The three teens stopped eating and looked over. Immediately, Tammy’s face lit up and she climbed out of her booth. “Mrs. Woodley, how are you?”
“Doing just great. You?”
“So great, Mrs. Woodley. I love that you guys go for family breakfast—it’s so cute. God, we haven’t caught up in forever.”
Brandon looked at his plate.
His mother reached out of the booth and pulled Tammy into an amiable side-hug. “I don’t think we’ve really caught up since I was your sitter. You’ve grown so much. How’s the ranch?”
“You know, lots of cows.” Tammy clearly had no idea how her own ranch worked. And she didn’t have to yet. Her mother still ran the ranch—Tammy had a whole lifetime to learn. She turned around and motioned for Alejo and Frank to join her. “You guys know these two, right?”
Alejo joined them with one of those smiles that went all the way up to his eyes, and Brandon’s heart sank.
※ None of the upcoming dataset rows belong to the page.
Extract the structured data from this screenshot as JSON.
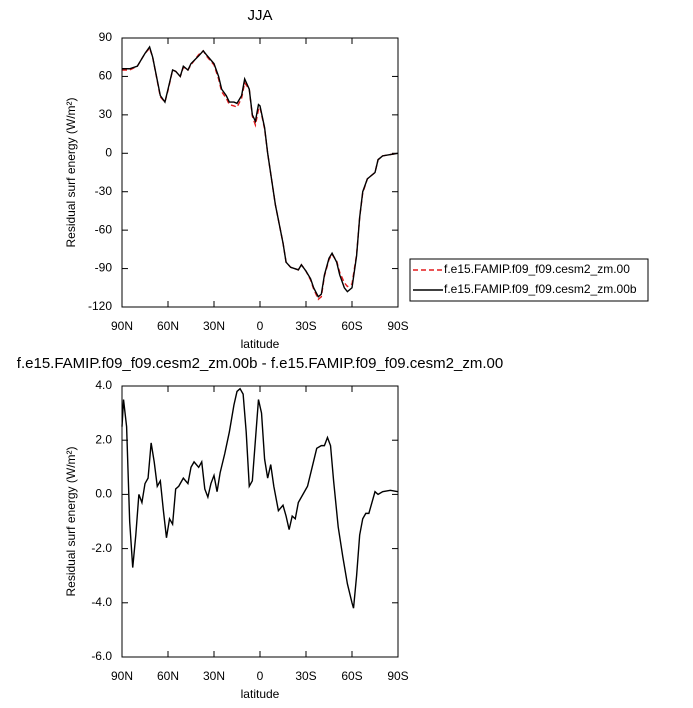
{
  "chart_data": [
    {
      "type": "line",
      "title": "JJA",
      "x_label": "latitude",
      "y_label": "Residual surf energy (W/m²)",
      "x": [
        90,
        85,
        80,
        75,
        72,
        70,
        65,
        62,
        60,
        57,
        55,
        52,
        50,
        47,
        45,
        40,
        37,
        35,
        30,
        27,
        25,
        22,
        20,
        17,
        15,
        12,
        10,
        7,
        5,
        3,
        1,
        0,
        -3,
        -5,
        -10,
        -15,
        -17,
        -20,
        -25,
        -27,
        -30,
        -33,
        -35,
        -38,
        -40,
        -42,
        -45,
        -47,
        -50,
        -52,
        -55,
        -57,
        -60,
        -63,
        -65,
        -67,
        -70,
        -75,
        -77,
        -80,
        -85,
        -90
      ],
      "series": [
        {
          "name": "f.e15.FAMIP.f09_f09.cesm2_zm.00",
          "color": "#e31a1c",
          "dashed": true,
          "values": [
            65,
            65,
            68,
            78,
            82,
            75,
            44,
            40,
            49,
            65,
            64,
            60,
            67,
            65,
            69,
            77,
            80,
            76,
            69,
            58,
            48,
            43,
            38,
            37,
            36,
            43,
            55,
            50,
            29,
            22,
            34,
            36,
            19,
            0,
            -40,
            -70,
            -85,
            -89,
            -91,
            -87,
            -92,
            -99,
            -106,
            -114,
            -112,
            -96,
            -83,
            -79,
            -84,
            -93,
            -101,
            -104,
            -102,
            -79,
            -50,
            -31,
            -20,
            -15,
            -5,
            -2,
            -1,
            0
          ]
        },
        {
          "name": "f.e15.FAMIP.f09_f09.cesm2_zm.00b",
          "color": "#000000",
          "dashed": false,
          "values": [
            66,
            66,
            68,
            78,
            83,
            75,
            45,
            40,
            50,
            65,
            64,
            60,
            68,
            65,
            70,
            76,
            80,
            77,
            70,
            60,
            50,
            45,
            40,
            40,
            39,
            45,
            58,
            50,
            30,
            25,
            38,
            37,
            20,
            0,
            -40,
            -70,
            -85,
            -89,
            -91,
            -87,
            -92,
            -98,
            -105,
            -112,
            -110,
            -95,
            -82,
            -78,
            -85,
            -95,
            -105,
            -108,
            -105,
            -80,
            -50,
            -30,
            -20,
            -15,
            -5,
            -2,
            -1,
            0
          ]
        }
      ],
      "xlim": [
        90,
        -90
      ],
      "xticks": [
        {
          "value": 90,
          "label": "90N"
        },
        {
          "value": 60,
          "label": "60N"
        },
        {
          "value": 30,
          "label": "30N"
        },
        0,
        {
          "value": -30,
          "label": "30S"
        },
        {
          "value": -60,
          "label": "60S"
        },
        {
          "value": -90,
          "label": "90S"
        }
      ],
      "ylim": [
        -120,
        90
      ],
      "yticks": [
        -120,
        -90,
        -60,
        -30,
        0,
        30,
        60,
        90
      ],
      "legend": "right"
    },
    {
      "type": "line",
      "title": "f.e15.FAMIP.f09_f09.cesm2_zm.00b - f.e15.FAMIP.f09_f09.cesm2_zm.00",
      "x_label": "latitude",
      "y_label": "Residual surf energy (W/m²)",
      "x": [
        90,
        89,
        87,
        85,
        83,
        81,
        79,
        77,
        75,
        73,
        71,
        69,
        67,
        65,
        63,
        61,
        59,
        57,
        55,
        53,
        50,
        47,
        45,
        43,
        40,
        38,
        36,
        34,
        32,
        30,
        28,
        26,
        23,
        20,
        17,
        15,
        13,
        11,
        9,
        7,
        5,
        3,
        1,
        -1,
        -3,
        -5,
        -7,
        -9,
        -12,
        -15,
        -17,
        -19,
        -21,
        -23,
        -25,
        -28,
        -31,
        -34,
        -37,
        -40,
        -42,
        -44,
        -46,
        -48,
        -51,
        -54,
        -57,
        -60,
        -61,
        -63,
        -65,
        -67,
        -69,
        -71,
        -73,
        -75,
        -77,
        -80,
        -85,
        -90
      ],
      "series": [
        {
          "color": "#000000",
          "dashed": false,
          "values": [
            2.5,
            3.5,
            2.5,
            -1.0,
            -2.7,
            -1.5,
            0.0,
            -0.3,
            0.4,
            0.6,
            1.9,
            1.2,
            0.3,
            0.5,
            -0.6,
            -1.6,
            -0.9,
            -1.1,
            0.2,
            0.3,
            0.6,
            0.4,
            1.0,
            1.2,
            1.0,
            1.2,
            0.2,
            -0.1,
            0.4,
            0.7,
            0.1,
            0.8,
            1.5,
            2.3,
            3.3,
            3.8,
            3.9,
            3.7,
            2.3,
            0.3,
            0.5,
            2.0,
            3.5,
            3.0,
            1.3,
            0.6,
            1.1,
            0.3,
            -0.6,
            -0.4,
            -0.8,
            -1.3,
            -0.8,
            -0.9,
            -0.3,
            0.0,
            0.3,
            1.0,
            1.7,
            1.8,
            1.8,
            2.1,
            1.8,
            0.5,
            -1.2,
            -2.3,
            -3.3,
            -4.0,
            -4.2,
            -3.0,
            -1.5,
            -0.9,
            -0.7,
            -0.7,
            -0.3,
            0.1,
            0.0,
            0.1,
            0.15,
            0.1
          ]
        }
      ],
      "xlim": [
        90,
        -90
      ],
      "xticks": [
        {
          "value": 90,
          "label": "90N"
        },
        {
          "value": 60,
          "label": "60N"
        },
        {
          "value": 30,
          "label": "30N"
        },
        0,
        {
          "value": -30,
          "label": "30S"
        },
        {
          "value": -60,
          "label": "60S"
        },
        {
          "value": -90,
          "label": "90S"
        }
      ],
      "ylim": [
        -6,
        4
      ],
      "yticks": [
        {
          "value": -6,
          "label": "-6.0"
        },
        {
          "value": -4,
          "label": "-4.0"
        },
        {
          "value": -2,
          "label": "-2.0"
        },
        {
          "value": 0,
          "label": "0.0"
        },
        {
          "value": 2,
          "label": "2.0"
        },
        {
          "value": 4,
          "label": "4.0"
        }
      ]
    }
  ]
}
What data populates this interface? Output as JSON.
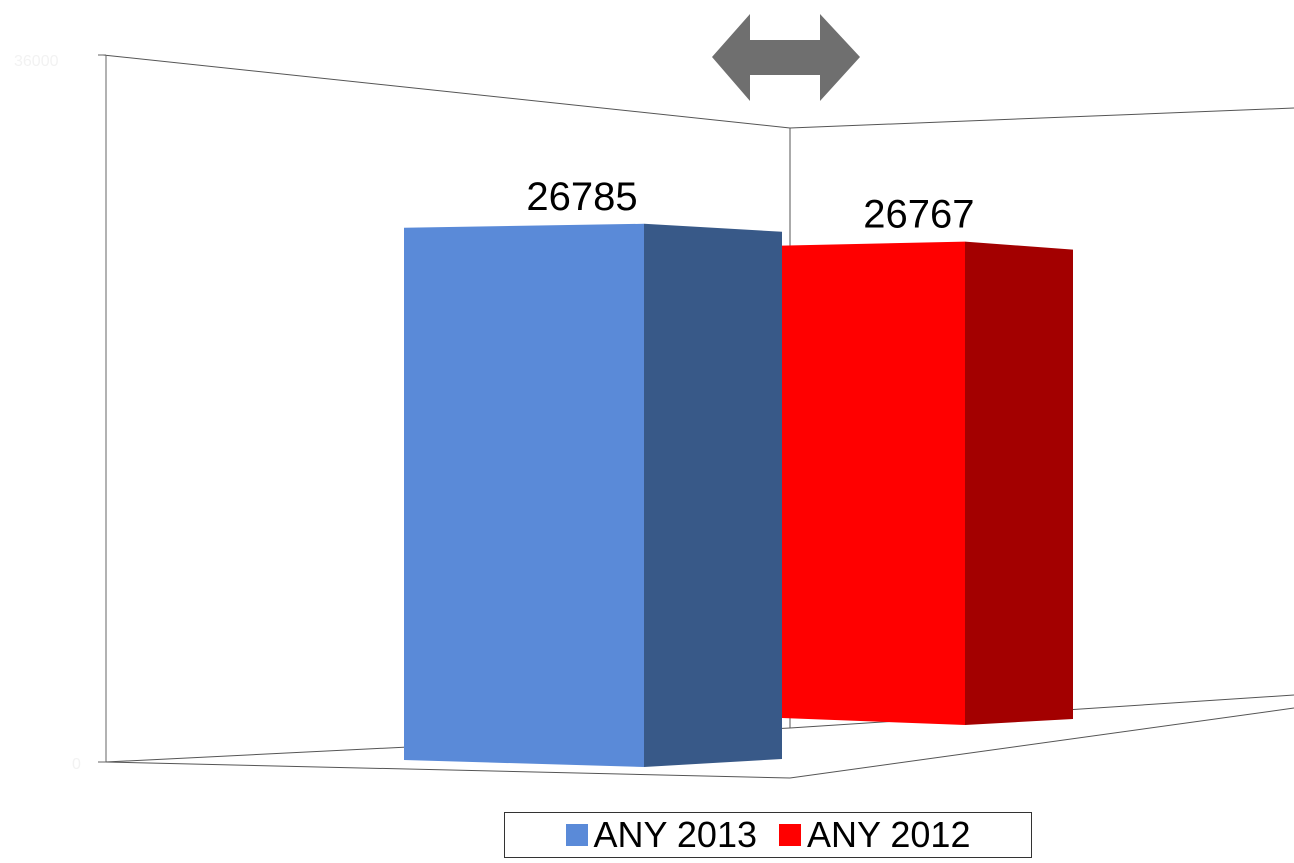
{
  "chart_data": {
    "type": "bar",
    "title": "",
    "xlabel": "",
    "ylabel": "",
    "categories": [
      ""
    ],
    "ylim": [
      0,
      36000
    ],
    "y_tick_labels": [
      "0",
      "36000"
    ],
    "series": [
      {
        "name": "ANY 2013",
        "values": [
          26785
        ],
        "data_label": "26785",
        "color": "#5A8AD8",
        "side_color": "#385988"
      },
      {
        "name": "ANY 2012",
        "values": [
          26767
        ],
        "data_label": "26767",
        "color": "#FF0000",
        "side_color": "#A30000"
      }
    ],
    "legend": {
      "position": "bottom"
    },
    "grid": false,
    "three_d": true
  },
  "decorations": {
    "double_arrow_icon_color": "#6F6F6F"
  }
}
Alejo turned to Brandon’s father. “I haven’t met you, Mr. Woodley, but you taught my brother algebra. I love the boat shop.”
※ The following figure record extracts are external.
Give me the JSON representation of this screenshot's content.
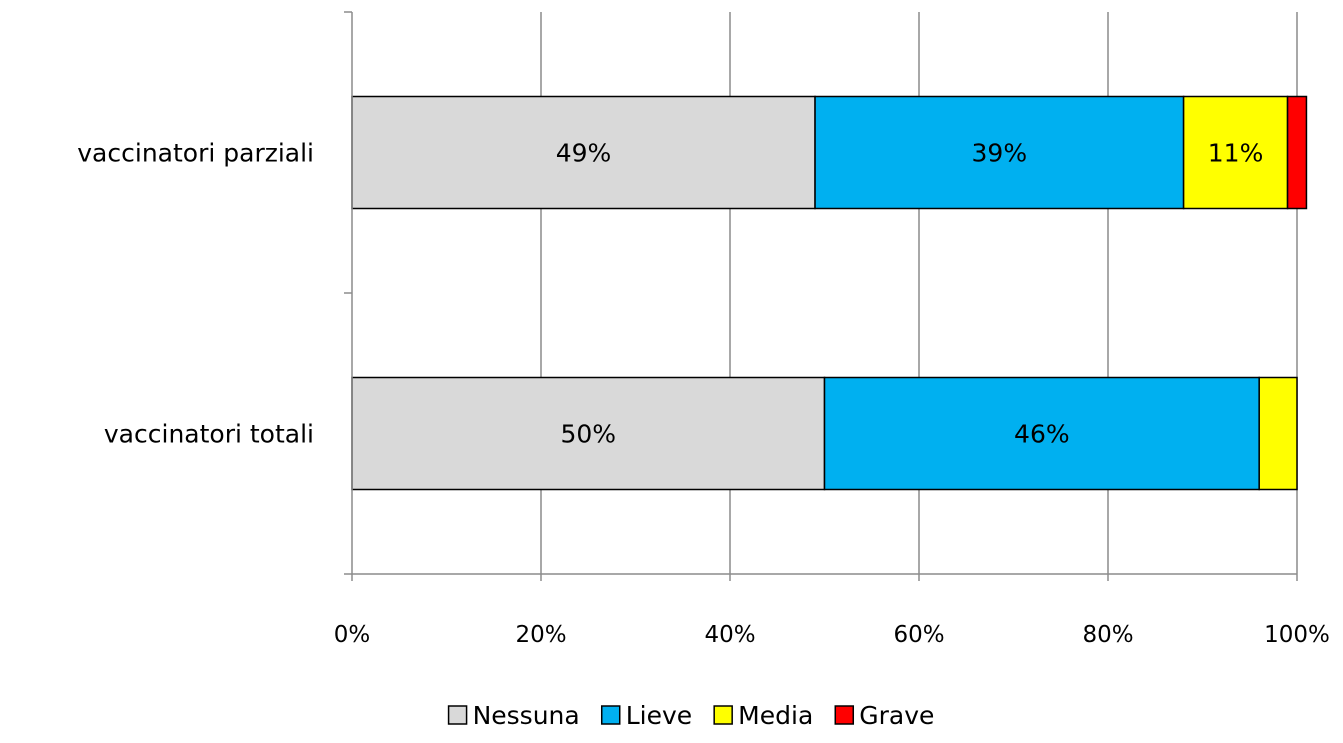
{
  "chart_data": {
    "type": "bar",
    "orientation": "horizontal",
    "stacked": "percent",
    "categories": [
      "vaccinatori parziali",
      "vaccinatori totali"
    ],
    "series": [
      {
        "name": "Nessuna",
        "color": "#d9d9d9",
        "values": [
          49,
          50
        ],
        "labels": [
          "49%",
          "50%"
        ]
      },
      {
        "name": "Lieve",
        "color": "#00b0f0",
        "values": [
          39,
          46
        ],
        "labels": [
          "39%",
          "46%"
        ]
      },
      {
        "name": "Media",
        "color": "#ffff00",
        "values": [
          11,
          4
        ],
        "labels": [
          "11%",
          ""
        ]
      },
      {
        "name": "Grave",
        "color": "#ff0000",
        "values": [
          2,
          0
        ],
        "labels": [
          "",
          ""
        ]
      }
    ],
    "xlim": [
      0,
      100
    ],
    "xticks": [
      0,
      20,
      40,
      60,
      80,
      100
    ],
    "xtick_labels": [
      "0%",
      "20%",
      "40%",
      "60%",
      "80%",
      "100%"
    ],
    "grid": "vertical",
    "legend_position": "bottom"
  }
}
“And it loves your business,” Brandon’s father mused. He sat a little taller in his seat, reaching out to give Alejo a firm handshake. There weren’t many people who still visited Woodley Fish and Boating. It was one of several things Brandon’s parents planned to sell before they left this town behind. “You all go to school with Brandon?”
Tammy, Alejo, and Frank all turned their eyes on Brandon, and he wanted to fall through the floor. He took a deep breath, fixed his glasses, and extended his hand to Tammy to shake. Which was stupid, because he already knew her and this wasn’t an introduction.
Tammy turned to his parents, button nose wrinkled up in a silent laugh. “Yeah, we know Brandon. He’s so funny.”
“Hey, man,” Frank Paris said.
“I don’t think you and me ever talked,” Alejo said, shaking Brandon’s hand with an easy smile as if socializing weren’t the hardest thing in the world. As if he weren’t everything Brandon wished he could be. “I see you around all the time, though. Hard to miss anyone in a class of twelve.”
Brandon’s mother leaned across the table, nearly spilling her coffee in Brandon’s lap. “Kids, honestly, Brandon is painfully shy. I thought I’d call you over, make some introductions, see if I can get him out of the house. I know he could make some friends if he just branched out more. And you three are so nice.”
Brandon thought his heart might stop. “Mom…”
Tammy and Frank blinked at him, their expressions so full of pity it stung. But Alejo laughed, smooth and bright as running water. “Your mom is a killer wingwoman. You should take her everywhere.”
Brandon’s mother smiled, graciously accepting the compliment.
“Well, Brandon, you’re welcome to hang out with us whenever,” Tammy said. But her voice was hollow. She was already skipping ahead to when they got to sit back down and talk about how weird this was. How weird he was. She glanced over her shoulder at the half-eaten breakfasts on her table. “We better go before our food gets cold. It was so nice to catch up.”
She and Frank made their way back across the diner.
Alejo lingered a moment longer. He clapped Brandon on the back, then half turned to his table. “Seriously, let me know if you wanna hang.”
“I will,” Brandon lied.
He didn’t.
It didn’t matter. Within the year, Alejo Ortiz left Snakebite for college in Seattle. Tammy Barton took over Barton Ranch. Frank Paris got a job with the Owyhee County police. Brandon’s parents moved to Portland to get away from “small-town politics.”